Speaking on the future of ETF servicing at ETF Ecosystem Unwrapped, Ciaran Fitzpatrick, head of ETF servicing in Europe at State Street, this industry must work together in creating a more efficient market.

He gave an update on the application programme interface (API) currently being developed by State Street, which will attempt to create a standardised settlement model.

“We are building an API solution called Fund Connect so APs do not have to log into our portal. It will create a standardised messaging for order placement and dealing with model naming conventions,” Fitzpatrick said. “In Europe, we need to work together. We are not trying to build out Fund Connect just for State Street but for the industry.”

He added: “Investors ultimately bear the end costs of a fragmented market. It is not the APs and market makers taking the financial burden as costs are passed on down the chain. Reducing friction reduces the total cost of ownership to end investors, as the cost of doing business is reduced.”

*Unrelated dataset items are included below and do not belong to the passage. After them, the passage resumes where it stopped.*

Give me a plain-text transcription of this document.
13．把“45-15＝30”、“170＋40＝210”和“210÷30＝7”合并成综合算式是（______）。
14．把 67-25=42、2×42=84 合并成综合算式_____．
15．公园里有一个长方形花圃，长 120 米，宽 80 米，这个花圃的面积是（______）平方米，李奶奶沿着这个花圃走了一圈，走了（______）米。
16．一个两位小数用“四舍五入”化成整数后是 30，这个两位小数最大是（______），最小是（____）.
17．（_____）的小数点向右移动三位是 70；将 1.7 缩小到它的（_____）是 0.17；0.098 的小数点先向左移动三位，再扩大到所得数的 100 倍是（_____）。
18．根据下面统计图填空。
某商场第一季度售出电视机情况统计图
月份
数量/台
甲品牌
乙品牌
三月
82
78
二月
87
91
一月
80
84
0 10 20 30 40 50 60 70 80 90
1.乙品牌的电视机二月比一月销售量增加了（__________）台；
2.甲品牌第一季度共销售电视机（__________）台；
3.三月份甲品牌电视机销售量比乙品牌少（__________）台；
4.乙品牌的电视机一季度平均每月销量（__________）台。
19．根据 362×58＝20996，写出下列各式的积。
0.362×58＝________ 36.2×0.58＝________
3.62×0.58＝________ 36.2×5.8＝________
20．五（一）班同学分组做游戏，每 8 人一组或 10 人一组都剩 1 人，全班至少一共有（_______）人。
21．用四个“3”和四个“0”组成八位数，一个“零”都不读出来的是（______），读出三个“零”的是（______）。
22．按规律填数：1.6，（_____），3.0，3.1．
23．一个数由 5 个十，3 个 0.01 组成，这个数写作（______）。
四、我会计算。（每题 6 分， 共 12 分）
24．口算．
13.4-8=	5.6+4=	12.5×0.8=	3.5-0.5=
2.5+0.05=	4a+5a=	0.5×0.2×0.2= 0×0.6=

Crypto settlement ‘shocking’

An area that has grown exponentially over the past 18 months is crypto trading. For all its digital innovation, inefficiencies in pricing and settlement have seen it labelled “laborious” and stuck in the “dark ages”.

In a session looking at how to bring more institutional assets to crypto, Bernie Thurston, CEO at Ultumus, said while there is more structure coming into the industry, issuers should probably slow down their product launches until the ecosystem is more capable of handling settlements.

“We are now beginning to see more and more structure being brought into the crypto industry,” he said. “The crypto providers were ‘low hanging fruit’ with the most product issues and least infrastructure in place.”

Responding to a question analysing whether crypto is still in the dark ages, Thurston replied: “Yes, very much so.”

In a separate panel, Fitzpatrick also noted the issues with crypto trading: “I speak to digital issuers, the settlement process is shocking. Moving coins from one wallet to another is taking days.”

Previously, Fitzpatrick said the crypto has brought the ETF market back to where it was a decade ago “when orders were being placed via faxes and confirmations being sent by email”.

There are however efforts to change this. Ultumus recently launched a platform called Cosmos which aims to address fragmentation in the exchange-traded product marketplace. In March, CoinShares signed up to the platform in a bid to streamline the creation-redemption process.

Fitzpatrick revealed State Street is also working on developments to enhance the service solution for digital assets.

“State Street has a dedicated digital team and licencing agreement with Copper to offer digital custody services,” he said.